Limitations & Future Work

  • Imbalance Degradation: If chunked prefill results in fewer than \(2m\) requests for the first step, or if preemption/abortion clears a batch, subsequent new requests might be assigned to the same batch, potentially leading to a "one batch empty, fallback to standard SD" state.
  • Lack of Adaptive Drafter Selection: Experiments show drafter size hugely impacts gains, but MineDraft does not provide an online mechanism to select the optimal drafter.
  • Modest Gains on EAGLE: Combining with EAGLE yielded only single-digit throughput gains, partly due to vLLM's implementation, but this also reveals that PSD gains depend on the drafting phase being relatively lightweight.
  • Improvement Ideas: (i) Enabling the Batch Manager to actively schedule from the waiting queue during imbalance; (ii) Integrating adaptive \(k_i\) selection (like TETRIS/AdaSpec) based on real-time \(V\) vs. \(t\) ratios; (iii) Exploring \(\ge 3\) batch rotations to saturate the verifier in extreme cases where drafters are significantly smaller.
  • vs PEARL (Liu 2025a): PEARL uses pre-verify/post-verify to parallelize drafting and verification for a single request; MineDraft uses "dual-batch rotation" for batched multi-request scenarios.
  • vs Wang 2024 / Timor 2025 Parallel SD: These rely on doubling GPU/VRAM to break the draft-verify dependency; MineDraft uses only one extra card (5 vs 4) and avoids VRAM contention via KV cache decoupling.
  • vs Xiao 2024: Xiao 2024 requires specialized drafter training; MineDraft is training-free and works with off-the-shelf drafters.
  • vs EAGLE/TETRIS/Medusa: These improve grafting quality/sampling, while MineDraft optimizes the temporal relationship between drafting and verification.

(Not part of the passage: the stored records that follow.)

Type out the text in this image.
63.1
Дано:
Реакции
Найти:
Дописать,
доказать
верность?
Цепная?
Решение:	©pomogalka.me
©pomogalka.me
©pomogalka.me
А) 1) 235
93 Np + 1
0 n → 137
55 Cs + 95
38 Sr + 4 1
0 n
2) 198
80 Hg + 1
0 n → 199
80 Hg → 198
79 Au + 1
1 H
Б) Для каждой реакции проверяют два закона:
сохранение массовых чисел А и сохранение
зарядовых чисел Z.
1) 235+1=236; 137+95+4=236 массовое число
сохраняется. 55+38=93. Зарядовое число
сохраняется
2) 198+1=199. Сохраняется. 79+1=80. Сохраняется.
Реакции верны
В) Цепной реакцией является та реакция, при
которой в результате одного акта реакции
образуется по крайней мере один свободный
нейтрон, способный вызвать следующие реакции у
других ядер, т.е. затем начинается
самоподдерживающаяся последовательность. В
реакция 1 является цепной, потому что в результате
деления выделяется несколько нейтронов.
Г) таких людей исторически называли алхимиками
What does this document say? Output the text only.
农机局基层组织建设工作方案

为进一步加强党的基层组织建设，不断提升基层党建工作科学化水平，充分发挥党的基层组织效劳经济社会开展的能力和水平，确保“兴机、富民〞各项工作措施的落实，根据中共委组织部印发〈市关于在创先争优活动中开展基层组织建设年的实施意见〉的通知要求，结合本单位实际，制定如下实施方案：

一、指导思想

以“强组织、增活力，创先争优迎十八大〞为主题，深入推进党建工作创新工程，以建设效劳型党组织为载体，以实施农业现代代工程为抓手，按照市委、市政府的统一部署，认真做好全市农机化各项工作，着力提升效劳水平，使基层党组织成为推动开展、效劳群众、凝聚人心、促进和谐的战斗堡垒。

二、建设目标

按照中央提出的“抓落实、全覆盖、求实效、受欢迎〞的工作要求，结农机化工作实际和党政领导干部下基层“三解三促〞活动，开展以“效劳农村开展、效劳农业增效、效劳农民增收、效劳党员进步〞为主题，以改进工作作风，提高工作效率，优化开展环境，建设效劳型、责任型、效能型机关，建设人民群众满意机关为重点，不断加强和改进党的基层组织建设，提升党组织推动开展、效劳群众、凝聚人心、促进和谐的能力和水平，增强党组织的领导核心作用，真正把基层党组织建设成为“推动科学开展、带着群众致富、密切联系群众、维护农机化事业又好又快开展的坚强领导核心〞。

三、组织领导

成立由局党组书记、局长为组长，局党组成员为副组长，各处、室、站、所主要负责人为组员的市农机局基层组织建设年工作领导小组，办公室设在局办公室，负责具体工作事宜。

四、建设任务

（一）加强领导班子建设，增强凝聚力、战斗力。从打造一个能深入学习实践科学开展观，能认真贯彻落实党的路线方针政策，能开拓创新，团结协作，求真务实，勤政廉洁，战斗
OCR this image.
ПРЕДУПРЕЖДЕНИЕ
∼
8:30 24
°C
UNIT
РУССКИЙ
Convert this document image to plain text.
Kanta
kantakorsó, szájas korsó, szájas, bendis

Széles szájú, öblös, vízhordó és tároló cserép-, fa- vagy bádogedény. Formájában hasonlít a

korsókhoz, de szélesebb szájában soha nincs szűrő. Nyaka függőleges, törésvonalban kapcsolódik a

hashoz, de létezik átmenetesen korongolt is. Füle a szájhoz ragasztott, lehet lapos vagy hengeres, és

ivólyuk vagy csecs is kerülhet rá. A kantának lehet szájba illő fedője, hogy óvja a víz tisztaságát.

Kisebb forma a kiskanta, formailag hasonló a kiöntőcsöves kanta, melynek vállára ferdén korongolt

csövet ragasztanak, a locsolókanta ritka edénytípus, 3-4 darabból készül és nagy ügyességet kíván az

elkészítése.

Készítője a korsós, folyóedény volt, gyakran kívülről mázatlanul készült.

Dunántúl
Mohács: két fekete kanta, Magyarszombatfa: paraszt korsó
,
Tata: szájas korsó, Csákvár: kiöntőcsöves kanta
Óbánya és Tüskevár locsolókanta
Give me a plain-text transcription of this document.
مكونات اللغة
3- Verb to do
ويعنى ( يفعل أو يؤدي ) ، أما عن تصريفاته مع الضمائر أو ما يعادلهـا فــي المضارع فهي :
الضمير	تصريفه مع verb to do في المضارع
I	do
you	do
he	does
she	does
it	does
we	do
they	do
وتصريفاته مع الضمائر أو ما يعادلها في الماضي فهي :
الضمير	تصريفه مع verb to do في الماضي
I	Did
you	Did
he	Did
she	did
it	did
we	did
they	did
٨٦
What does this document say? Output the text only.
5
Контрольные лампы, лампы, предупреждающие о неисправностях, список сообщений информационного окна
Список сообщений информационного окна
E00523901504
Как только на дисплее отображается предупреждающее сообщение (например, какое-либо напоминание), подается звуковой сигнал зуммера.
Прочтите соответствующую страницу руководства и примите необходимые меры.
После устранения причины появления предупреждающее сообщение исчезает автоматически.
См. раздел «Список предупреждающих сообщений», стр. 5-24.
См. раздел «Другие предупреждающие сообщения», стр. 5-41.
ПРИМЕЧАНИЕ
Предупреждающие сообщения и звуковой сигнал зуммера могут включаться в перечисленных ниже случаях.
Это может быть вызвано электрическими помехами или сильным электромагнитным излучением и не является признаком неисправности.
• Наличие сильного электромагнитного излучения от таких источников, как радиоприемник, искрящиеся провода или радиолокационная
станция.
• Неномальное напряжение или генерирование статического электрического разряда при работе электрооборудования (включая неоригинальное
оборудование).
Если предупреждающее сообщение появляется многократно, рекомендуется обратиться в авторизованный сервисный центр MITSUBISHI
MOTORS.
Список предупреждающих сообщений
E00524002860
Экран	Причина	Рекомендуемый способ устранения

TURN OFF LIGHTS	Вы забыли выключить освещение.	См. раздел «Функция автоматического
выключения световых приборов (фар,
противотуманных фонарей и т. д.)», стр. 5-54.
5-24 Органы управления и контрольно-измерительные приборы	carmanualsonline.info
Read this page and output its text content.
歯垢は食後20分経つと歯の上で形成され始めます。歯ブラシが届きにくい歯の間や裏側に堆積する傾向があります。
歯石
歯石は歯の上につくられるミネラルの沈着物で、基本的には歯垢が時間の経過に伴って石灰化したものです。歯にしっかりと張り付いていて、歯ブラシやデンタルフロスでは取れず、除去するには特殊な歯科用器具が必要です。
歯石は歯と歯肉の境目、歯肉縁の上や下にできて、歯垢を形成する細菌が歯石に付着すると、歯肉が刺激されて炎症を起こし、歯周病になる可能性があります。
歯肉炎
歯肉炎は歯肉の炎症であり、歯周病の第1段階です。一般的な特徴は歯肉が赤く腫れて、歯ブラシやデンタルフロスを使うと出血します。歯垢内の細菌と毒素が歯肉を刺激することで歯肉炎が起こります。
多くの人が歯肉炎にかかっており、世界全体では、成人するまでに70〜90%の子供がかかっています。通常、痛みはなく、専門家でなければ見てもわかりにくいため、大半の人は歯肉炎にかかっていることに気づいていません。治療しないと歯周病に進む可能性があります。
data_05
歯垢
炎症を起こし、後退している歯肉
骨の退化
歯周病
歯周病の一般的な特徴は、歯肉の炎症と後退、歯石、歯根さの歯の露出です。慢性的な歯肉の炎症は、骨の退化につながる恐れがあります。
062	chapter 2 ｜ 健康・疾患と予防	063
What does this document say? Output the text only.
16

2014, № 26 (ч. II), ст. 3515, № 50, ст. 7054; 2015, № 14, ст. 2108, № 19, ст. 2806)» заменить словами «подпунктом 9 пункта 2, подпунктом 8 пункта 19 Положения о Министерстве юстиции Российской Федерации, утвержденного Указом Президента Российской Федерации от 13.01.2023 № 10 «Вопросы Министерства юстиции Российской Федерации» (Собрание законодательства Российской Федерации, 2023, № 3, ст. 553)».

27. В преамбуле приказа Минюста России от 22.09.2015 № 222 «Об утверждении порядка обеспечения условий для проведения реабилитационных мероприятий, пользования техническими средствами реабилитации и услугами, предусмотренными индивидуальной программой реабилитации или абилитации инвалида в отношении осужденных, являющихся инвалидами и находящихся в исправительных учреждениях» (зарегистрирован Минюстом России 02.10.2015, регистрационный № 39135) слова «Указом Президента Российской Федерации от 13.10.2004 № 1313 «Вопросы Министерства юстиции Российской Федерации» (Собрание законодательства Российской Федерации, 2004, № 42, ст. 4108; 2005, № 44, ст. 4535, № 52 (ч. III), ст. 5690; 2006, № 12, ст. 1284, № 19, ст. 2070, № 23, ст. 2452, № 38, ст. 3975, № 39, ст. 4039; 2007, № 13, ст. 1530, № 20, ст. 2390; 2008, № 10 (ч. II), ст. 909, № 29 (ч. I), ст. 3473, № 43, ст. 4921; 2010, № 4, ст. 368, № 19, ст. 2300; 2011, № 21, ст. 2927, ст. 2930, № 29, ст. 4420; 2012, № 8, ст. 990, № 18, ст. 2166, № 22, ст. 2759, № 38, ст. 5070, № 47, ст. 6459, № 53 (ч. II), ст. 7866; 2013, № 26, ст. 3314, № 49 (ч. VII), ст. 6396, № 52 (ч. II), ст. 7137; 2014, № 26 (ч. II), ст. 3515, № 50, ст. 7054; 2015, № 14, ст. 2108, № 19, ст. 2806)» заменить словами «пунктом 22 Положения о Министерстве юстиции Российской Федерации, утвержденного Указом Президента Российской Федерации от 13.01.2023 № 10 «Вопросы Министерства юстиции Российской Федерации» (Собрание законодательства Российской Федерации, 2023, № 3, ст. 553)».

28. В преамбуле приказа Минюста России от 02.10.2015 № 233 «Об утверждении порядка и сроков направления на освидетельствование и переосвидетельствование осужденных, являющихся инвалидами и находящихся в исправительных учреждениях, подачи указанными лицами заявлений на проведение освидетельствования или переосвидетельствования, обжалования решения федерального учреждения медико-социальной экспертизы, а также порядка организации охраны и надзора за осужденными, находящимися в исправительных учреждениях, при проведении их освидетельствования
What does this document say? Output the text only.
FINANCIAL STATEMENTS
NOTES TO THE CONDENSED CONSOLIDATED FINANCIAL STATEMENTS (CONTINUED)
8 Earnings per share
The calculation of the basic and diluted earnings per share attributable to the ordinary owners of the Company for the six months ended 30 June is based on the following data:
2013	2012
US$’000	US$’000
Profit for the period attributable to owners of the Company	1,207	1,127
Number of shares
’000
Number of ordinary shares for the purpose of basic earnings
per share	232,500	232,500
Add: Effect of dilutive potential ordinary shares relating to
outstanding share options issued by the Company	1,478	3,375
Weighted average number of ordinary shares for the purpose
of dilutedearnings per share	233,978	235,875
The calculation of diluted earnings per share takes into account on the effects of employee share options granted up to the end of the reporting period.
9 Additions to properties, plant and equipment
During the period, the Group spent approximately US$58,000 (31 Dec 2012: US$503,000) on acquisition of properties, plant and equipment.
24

They are orthogonal.
  • Insight: Inference acceleration research can shift from "optimizing a single stage" to "reordering the timing of two stages." In systems with stage dependencies like RAG or prefill/decode separation, this double-buffering spirit is worth reusing.

Rating

  • Novelty: ⭐⭐⭐⭐ Implementing double-buffering for batched SD with theoretical grounding; concepts are established, but the application and engineering are spot-on.
  • Experimental Thoroughness: ⭐⭐⭐⭐⭐ 7 configurations × 4 datasets, including comparisons with SD/PEARL/EAGLE/TETRIS, normalized fair comparisons, and end-to-end vLLM plugin validation.
  • Writing Quality: ⭐⭐⭐⭐ Excellent Minecraft analogy; theoretical and systemic threads are clear.
  • Value: ⭐⭐⭐⭐⭐ High ROI (1 GPU for 75% gain), implemented as a production-grade plugin, directly beneficial to LLM serving teams.